Faire des coloriages

La semaine dernière, un de mes collègues m’a parlé de son papa très malade, avec beaucoup de pudeur, beaucoup de craintes, du « toi tu sais de quoi je parle, ce que je ressens » dans les yeux.
Il avait beaucoup de questions, pas des questions insidieuses, non, des questions avec de la crainte, avec du « comment on vit pendant / après ça ? » en pointillés (très gros les pointillés parfois), des barrières qu’on remonte à la va-vite alors qu’elles se cassent la gueule à la vitesse de l’éclair, mais d’un côté toi tu sais ce que c’est de vivre ça, tu ne juges pas, tu as de l’empathie, parce qu’il n’y a qu’avec de l’Amour qu’on apaise les maux de l’âme, les questions du cœur.

Alors, même si les précieuses minutes de ta pause déjeuner défilent, tu écoutes, tu réponds, tu encourages, toujours avec le cœur, toujours avec de la pudeur, parce que lui, en face, ne peut pas absorber tout ce que tu pourrais lui dire. Il a sa souffrance à gérer. Dans ses yeux, tu vois la crainte, la terreur, cette peur qui t’enjoins à encore plus de douceur dans le propos, à lui dire qu’il n’y a pas de recette, que celle qui lui conviendra, qui leur conviendra, il la trouvera au fond de lui, il la bâtira avec des tâtonnements, avec le temps. C’est personnel c’est choses là.

Mais on n’oublie pas. Jamais.
On apprend tous à composer avec la mort d’un proche, y compris pour les plus proches. Mais toi qui sais ce que ça fait, même si ta situation n’était pas la sienne, tu tiens à être là.

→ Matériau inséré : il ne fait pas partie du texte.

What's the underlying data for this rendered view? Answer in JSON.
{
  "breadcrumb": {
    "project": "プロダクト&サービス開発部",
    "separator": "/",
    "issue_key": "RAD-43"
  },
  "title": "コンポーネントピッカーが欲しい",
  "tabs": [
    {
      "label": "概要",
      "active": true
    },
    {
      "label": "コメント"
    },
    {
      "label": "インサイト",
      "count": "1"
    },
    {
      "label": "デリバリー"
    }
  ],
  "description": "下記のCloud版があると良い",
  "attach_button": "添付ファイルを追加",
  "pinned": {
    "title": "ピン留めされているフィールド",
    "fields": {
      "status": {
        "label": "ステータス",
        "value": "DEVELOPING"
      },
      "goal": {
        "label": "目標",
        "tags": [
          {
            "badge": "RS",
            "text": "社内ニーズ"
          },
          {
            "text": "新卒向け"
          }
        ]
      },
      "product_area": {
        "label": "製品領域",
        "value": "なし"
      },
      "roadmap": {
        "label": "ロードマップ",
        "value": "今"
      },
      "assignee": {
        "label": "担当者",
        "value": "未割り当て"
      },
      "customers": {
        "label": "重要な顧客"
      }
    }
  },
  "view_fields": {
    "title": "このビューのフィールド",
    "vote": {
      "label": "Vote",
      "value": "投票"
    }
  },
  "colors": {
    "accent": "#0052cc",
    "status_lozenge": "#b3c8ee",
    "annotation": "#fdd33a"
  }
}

Tu flinguerais ta pause déjeuner que tu t’en foutrais royalement, parce que l’empathie ça fait partie de tes valeurs, que tu crois à l’entraide, que tu crois que si tu n’arrives ne serait-ce qu’à lui apporter 3 secondes de réconfort ça vaudrait toutes les pauses déjeuner d’une vie.

Parce que toi, tu aurais voulu que quelqu’un soit là, que quelqu’un soit empathique, que quelqu’un t’écoute en parler pendant des heures, que quelqu’un te prenne dans ses bras, que quelqu’un te dise que certes tu vas en chier mais que ça va aller, tu apprendras à vivre avec, que quelqu’un comprenne cette douleur qui fusille les intestins, qui t’arrache les côtes petit à petit, qui t’étouffe, qui fait que tes jambes se dérobent, qui font de toi un automate dévasté…

coloriage-1Quand tu sens que là, ça devient trop pour lui, tu déposes ta main sur son épaule, silencieusement et avec un petit sourire, et tu t’éclipses chercher de quoi manger. Bien sûr, ce n’est pas parce que tu as faim que tes entrailles râlent, que tes jambes tremblent, que ton estomac se fait la malle, que ta gorge a soudainement hérité d’un parpaing.

Bien sûr.

Alors tu continues à vire normalement, parce que c’est ça qu’on te demande de faire. Être un pilier, c’est prendre la souffrance, cacher le trouble pour donner la main à ceux qui souffrent, pour qu’ils voient qu’envers et contre tout, même si on se connaît pas plus que ça alors que ça fait presque 5 ans qu’on bosse ensemble, on peut compter sur toi.

Ta réputation de warrior, de survivor, tu ne l’as pas volée. Même ta psy elle te le dit que tu as du courage, que tu es forte, que tu es quelqu’un de bien sur qui on peut compter. Ce sont toutes ces épreuves, toutes ces souffrances, tout ce chemin parfois difficilement parcouru qui ont fait de toi ce pilier que les autres cherchent. Toi, tu sais.

Et puis, une mini-pause déjeuner et quelques petites heures plus tard, un coup de fil, il fallait qu’il parte, un petit regard en coin vers toi, les yeux brillants. Encore quelques heures plus tard, un coup de fil au boulot, il ne sera pas là avant quelques temps.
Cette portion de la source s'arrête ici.